Just where does the money from your electricity bill go? We’ve all noticed a price hike in our bills in recent years. But why and where is your money going? We've made it easier for you to know your power bill.
We slice and dice your electricity bill into parts to find how much you actually pay for included services.
How does your power get to you?
But before we operate on your bill, it’s important to know where your electricity comes from.
Your power is delivered to you through a three point system:
Generators produce electricity. In Australia, most of our generators are coal or gas, but in recent years renewable energy generators such as solar and wind farms have been added to Australia’s energy mix.
Despite this, every time you boil the kettle to make a cup of tea, approximately 90 per cent of the electricity you use was generated at a power station by burning coal or gas.
Networks are responsible for delivering electricity to your house.

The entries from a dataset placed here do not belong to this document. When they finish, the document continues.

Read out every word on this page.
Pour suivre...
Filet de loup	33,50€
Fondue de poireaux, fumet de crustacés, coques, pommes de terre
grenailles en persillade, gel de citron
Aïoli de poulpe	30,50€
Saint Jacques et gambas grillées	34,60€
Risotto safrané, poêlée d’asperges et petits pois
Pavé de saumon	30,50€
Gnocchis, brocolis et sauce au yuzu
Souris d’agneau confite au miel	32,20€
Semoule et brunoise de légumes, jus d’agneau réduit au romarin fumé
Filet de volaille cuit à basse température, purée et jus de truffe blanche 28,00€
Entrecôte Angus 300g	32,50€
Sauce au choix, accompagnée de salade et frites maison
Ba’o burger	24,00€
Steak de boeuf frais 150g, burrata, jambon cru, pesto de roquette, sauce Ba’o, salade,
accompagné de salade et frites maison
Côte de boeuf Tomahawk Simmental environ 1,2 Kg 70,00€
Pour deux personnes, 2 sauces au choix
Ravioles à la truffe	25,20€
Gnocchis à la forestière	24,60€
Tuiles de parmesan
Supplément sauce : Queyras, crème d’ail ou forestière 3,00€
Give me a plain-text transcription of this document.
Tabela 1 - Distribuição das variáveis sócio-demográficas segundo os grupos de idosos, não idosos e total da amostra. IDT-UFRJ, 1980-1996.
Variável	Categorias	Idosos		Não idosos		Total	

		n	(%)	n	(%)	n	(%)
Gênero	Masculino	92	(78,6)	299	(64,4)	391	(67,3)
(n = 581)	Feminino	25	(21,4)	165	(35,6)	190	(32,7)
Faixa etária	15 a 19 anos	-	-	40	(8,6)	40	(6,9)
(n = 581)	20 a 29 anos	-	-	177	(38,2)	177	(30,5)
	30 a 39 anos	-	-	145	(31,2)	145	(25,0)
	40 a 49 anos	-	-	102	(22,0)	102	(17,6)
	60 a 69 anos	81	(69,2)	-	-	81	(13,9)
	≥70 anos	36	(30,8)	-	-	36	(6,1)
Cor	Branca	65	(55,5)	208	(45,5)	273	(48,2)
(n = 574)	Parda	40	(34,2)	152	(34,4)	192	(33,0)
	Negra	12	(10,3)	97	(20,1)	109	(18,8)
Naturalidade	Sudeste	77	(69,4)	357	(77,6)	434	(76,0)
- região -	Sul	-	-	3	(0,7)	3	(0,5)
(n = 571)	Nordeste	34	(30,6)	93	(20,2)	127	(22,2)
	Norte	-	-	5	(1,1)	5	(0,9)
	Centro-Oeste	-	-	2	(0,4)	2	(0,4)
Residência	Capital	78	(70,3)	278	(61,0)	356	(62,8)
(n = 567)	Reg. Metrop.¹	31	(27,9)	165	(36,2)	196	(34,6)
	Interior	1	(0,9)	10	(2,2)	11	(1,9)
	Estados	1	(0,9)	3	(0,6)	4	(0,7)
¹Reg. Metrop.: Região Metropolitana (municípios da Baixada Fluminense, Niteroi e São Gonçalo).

They are in charge of Australia’s electricity grid infrastructure - all the poles and wires.
Networks maintain and build infrastructure and make sure we get electricity when we need it.
They're responsible for external repairs such as damaged electricity poles or lines and blackouts, they also install smart meters.
When you turn on the kettle’s switch, electricity travels straight to your appliance close to the speed of light. Although this occurs instantaneously, it's the networks who make sure we get electricity when we need it.
3. Retailer/Electricity company
This is the 'middleman' who buys wholesale electricity from generators and then sells it to you, sending you a bill every quarter.
Your retailer may offer different plans but changing retailer won’t affect the reliability or quality of your electricity.
They must comply with Government legislation and have minimum service provisions.
Who pays for the cost of poles, wires and the generators?
The money you pay for your electricity through your retailer goes towards:
- building and maintaining generators
- building and maintaining network infrastructure
- administration costs including reading your meter, and your retailer’s billing and marketing
But what's the breakdown?
On average in Australia the costs break down something like this:
Who sets the price for your electricity?
The price you're paying for your electricity includes the tariff and fees and other charges that may apply under your current plan and contract.
Tariffs don’t include GST this is usually added to the total of your bill at the end. For more information about your electricity bill read our guide to understanding your bill.
In some states the price is set by the Government, some retailers may have regulated tariffs or plans. In the ACT, Tasmania and Queensland you can ask for a plan or contract with a regulated price for your electricity. However, in Victoria, South Australia and New South Wales the electricity retailers set their own, they don’t have regulated prices.
How is your electricity measured?
Your electricity is measured by the amount of power used over an hour: the watt hour (Wh). A thousand watt hours is one kilowatt hour (kWh). If you have a smart meter it will measure your consumption every 30 minutes.
Your electricity bill will have the total number of kilowatt hours used over a period of time, in most cases this is usually three months.
Monitoring energy consumption
Knowing how much energy your household consumes and when, can result in some serious savings on your electricity bill.
Doing all the calculations and sums to work out your household’s energy consumption and costs is complicated and time consuming. But it is an important part of buying electricity from the grid. There are lots things that need to be correct for your bill to be accurate. Making sure that you are paying the right amount for your electricity, and knowing why your usage is the way it is will keep you in control.